History,  Megalithic sites

Standing stone near Loch Ederline

From the village of Kilmichael Glassary in Argyll, a minor road winds its way north-east then almost directly north alongside the Clachandubh Burn.  The road has three gates, and after Loch Leathan, which has an interesting little crannog, it looks more like a farm track, but if you persist it brings you out at the south end of Loch Ederline and joins up with a B-road.
This is a landscape peppered with ancient sites: one glance at an OS map reveals a host of cairns, cup-marked rocks and cists (small burial chambers) scattered among the low hills and farm fields. Not far away are the better-known stone circles, alignments and burial cairns of Kilmartin Glen. It’s hard to put a foot down without treading on ancient history.
Shortly after turning onto the B-road we noticed a standing stone right by the roadside, on the other side of the wall. We scrambled over the fence, pushing through a cloud of meadowsweet and nettles, and were astonished to find that the stone was much bigger than it first appeared. It stands to a height of about 5’6″, but alongside it is a much longer fragment, about 11 feet in length, which (from the shape of it, and the scars on the stump) must have broken off at some stage in the past. A monolith of 16 feet in height would have been a noticeable landmark, even in a landscape of many standing stones.
On checking websites when we got back, I read that the stone was blown over and smashed in the ‘Tay Bridge Gale’ of 1879 – so called because it wrecked the rail bridge over the River Tay and caused considerable loss of life. From this, I would imagine that the entire stone blew over, and the base of it was perhaps put back into place by a local farmer.  I find it hard to imagine a standing stone being felled by a gale. The Tay Bridge was exposed and vulnerable, but monoliths have been rooted in solid ground for millennia. It must have been a truly horrific storm.
A number of rounded cobble stones were showing through the grass, reminding me of the cobbles that cover the sites of Dunchraigaig and Temple Wood in Kilmartin. I wondered if these had perhaps been used to pack the stone when it was first buried, and had been uprooted when it fell. But that is just my speculation – they could be from something else entirely.
On the map, the stone itself is called Creagantairbh Beag, which is also the name of the farm close by. I don’t know the full Gaelic translation*, although ‘creagan’ appears to mean ‘alder‘ and I know that ‘beag‘ is ‘small’. If anyone can help, I’d be interested to know!

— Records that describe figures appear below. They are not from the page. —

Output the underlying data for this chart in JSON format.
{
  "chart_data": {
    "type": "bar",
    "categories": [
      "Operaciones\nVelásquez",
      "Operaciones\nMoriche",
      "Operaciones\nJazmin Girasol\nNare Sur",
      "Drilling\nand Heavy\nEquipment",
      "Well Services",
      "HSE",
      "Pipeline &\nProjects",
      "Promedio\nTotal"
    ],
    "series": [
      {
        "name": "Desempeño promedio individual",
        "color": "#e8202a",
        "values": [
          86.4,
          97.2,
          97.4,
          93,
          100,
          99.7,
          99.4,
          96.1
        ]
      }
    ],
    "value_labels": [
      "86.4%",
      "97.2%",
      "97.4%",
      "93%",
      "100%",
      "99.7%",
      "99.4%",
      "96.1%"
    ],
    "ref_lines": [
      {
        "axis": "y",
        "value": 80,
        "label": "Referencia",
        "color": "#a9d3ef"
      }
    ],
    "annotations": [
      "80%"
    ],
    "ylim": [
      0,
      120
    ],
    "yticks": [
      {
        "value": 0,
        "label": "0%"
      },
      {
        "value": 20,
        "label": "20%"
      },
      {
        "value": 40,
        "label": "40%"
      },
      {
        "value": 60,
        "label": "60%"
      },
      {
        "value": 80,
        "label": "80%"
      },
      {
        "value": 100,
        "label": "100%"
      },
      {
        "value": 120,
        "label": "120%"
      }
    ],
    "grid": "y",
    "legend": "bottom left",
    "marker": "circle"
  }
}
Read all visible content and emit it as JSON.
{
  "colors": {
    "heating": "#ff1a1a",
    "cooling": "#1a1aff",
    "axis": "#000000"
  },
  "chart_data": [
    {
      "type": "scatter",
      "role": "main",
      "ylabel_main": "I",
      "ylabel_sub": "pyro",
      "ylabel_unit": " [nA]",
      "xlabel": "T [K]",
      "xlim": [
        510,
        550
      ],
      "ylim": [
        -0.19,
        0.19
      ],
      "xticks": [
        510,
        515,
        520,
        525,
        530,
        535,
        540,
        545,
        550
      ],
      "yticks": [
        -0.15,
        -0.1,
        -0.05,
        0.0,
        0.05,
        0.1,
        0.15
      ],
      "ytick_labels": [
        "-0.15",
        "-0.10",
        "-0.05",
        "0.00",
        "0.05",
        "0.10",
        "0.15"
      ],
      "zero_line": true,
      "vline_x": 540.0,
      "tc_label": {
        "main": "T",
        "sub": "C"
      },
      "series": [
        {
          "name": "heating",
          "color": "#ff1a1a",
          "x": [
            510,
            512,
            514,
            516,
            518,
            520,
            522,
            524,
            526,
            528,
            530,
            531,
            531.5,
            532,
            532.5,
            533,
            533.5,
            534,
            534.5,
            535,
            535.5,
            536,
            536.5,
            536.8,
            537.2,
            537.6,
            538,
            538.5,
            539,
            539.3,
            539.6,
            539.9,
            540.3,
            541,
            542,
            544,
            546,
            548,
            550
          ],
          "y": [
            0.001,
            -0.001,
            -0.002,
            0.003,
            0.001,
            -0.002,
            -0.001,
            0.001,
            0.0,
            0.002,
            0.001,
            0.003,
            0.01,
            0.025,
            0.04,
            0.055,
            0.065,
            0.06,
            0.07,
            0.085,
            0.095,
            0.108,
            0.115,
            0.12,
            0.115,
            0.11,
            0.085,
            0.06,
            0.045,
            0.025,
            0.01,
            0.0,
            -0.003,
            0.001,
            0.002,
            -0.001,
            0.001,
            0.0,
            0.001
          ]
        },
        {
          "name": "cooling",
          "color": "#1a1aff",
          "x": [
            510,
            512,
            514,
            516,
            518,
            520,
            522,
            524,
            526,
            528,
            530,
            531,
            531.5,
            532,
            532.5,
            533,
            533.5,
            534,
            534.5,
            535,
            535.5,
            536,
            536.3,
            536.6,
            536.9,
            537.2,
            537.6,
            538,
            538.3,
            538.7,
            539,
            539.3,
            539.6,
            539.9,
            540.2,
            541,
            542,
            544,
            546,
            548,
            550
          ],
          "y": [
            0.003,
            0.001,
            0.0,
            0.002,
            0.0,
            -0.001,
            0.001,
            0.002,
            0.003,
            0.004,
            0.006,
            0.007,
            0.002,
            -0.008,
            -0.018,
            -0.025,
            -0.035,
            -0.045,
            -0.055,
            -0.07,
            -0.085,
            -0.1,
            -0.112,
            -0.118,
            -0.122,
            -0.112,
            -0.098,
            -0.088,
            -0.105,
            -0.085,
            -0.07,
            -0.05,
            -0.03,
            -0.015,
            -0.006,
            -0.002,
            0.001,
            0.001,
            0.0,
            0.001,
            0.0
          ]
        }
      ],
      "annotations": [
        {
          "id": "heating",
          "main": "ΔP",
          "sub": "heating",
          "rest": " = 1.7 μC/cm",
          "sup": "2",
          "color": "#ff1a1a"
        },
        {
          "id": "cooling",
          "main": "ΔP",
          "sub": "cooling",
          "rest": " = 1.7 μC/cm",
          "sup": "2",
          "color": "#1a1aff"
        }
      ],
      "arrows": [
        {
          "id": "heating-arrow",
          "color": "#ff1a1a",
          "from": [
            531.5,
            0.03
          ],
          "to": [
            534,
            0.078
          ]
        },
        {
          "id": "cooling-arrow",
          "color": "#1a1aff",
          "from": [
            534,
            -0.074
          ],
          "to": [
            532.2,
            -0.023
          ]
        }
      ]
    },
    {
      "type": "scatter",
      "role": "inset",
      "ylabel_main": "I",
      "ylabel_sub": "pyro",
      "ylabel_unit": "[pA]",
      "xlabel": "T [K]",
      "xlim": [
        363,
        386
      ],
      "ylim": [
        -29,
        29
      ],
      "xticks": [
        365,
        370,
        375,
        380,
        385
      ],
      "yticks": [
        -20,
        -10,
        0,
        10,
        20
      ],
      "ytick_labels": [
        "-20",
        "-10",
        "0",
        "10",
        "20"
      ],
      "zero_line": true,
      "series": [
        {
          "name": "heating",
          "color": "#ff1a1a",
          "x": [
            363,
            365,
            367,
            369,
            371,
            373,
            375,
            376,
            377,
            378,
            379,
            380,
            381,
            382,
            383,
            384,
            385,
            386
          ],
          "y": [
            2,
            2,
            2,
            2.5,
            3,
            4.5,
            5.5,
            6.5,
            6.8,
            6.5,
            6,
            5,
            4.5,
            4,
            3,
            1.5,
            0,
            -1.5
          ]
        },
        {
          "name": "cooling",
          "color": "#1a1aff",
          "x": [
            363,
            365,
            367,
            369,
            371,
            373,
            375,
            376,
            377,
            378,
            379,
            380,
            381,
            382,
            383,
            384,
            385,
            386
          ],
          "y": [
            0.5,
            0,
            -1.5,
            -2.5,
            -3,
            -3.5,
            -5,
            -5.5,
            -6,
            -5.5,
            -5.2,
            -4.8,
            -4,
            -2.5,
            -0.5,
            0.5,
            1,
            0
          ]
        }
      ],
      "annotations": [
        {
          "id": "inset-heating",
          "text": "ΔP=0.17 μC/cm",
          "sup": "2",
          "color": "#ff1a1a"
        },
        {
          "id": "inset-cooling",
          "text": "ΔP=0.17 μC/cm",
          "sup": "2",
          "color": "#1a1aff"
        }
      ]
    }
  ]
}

*Footnote:  My thanks to Margaret Donnelly (in the comments below) for offering the Gaelic translation of Creagantairbh:  ‘rocks or precipices of a bull’.  Very interesting!

Images © Colin & Jo Woolf

Temple Wood

Nearby in Kilmartin Glen:


  • Margaret Donnelly

    Hi, Jo. Re ‘Creagantairbh’. – it’s Gaelic for ‘Rocks / precipices of a bull’. Tarbh = bull (Latin – Taurus). Tairbh is the genitive case ‘of a bull’. Alder= fearna and represents the letter ‘f’ in the Gaelic alphabet.
    Margaret D.

  • Stravaiging around Scotland

    The cobbles may be packing stones as you suggest, or they may be cairn material. I don’t think this stone has been excavated.
    I don’t believe it was blown over by a gale either. Interestingly Romilly Allen seems to refer to this stone as still standing in 1880, to a height of 14 feet, and describes it as inclined “considerably from the perpendicular.”
    He may of course have visited it prior to the gale of 1879 and not known that it had fallen.

    • Jo Woolf

      That’s a great thought, Lorna! It sounds more plausible than being blown over. I like the idea of the stones being lightning conductors. Yes, this one would have been an impressive height when it was still intact.

  • John Seddon

    Hello Jo,
    I have just stumbled on your site. We are lucky to have bought a building plot at the foot of Creag an Tairbh and will be building a house there in the new year. It does stand for Rock of the Bull, or some say Bulls as tairbh can also mean the plural form of tarbh. In pronunciation
    the r is long as Ta-ruv. Now the hamlet is known as Creaganterve. We have no idea where the name comes from, but Tairbh has its derivation from Taurus, the bull, so maybe something celestial. I haven’t visited at night, but I think the constellation Taurus is in the north west in winter, so may be visible over the rock. Either that or a clumsy bull took the wrong turn!

    • Jo Woolf

      Hi John, thank you for clarifying that! Some interesting possibilities. I’d love to explore the Taurus theory! Sounds as if you’ll also have some great opportunities for star-gazing – what a lovely place for a house, and I wish you all the best with the project.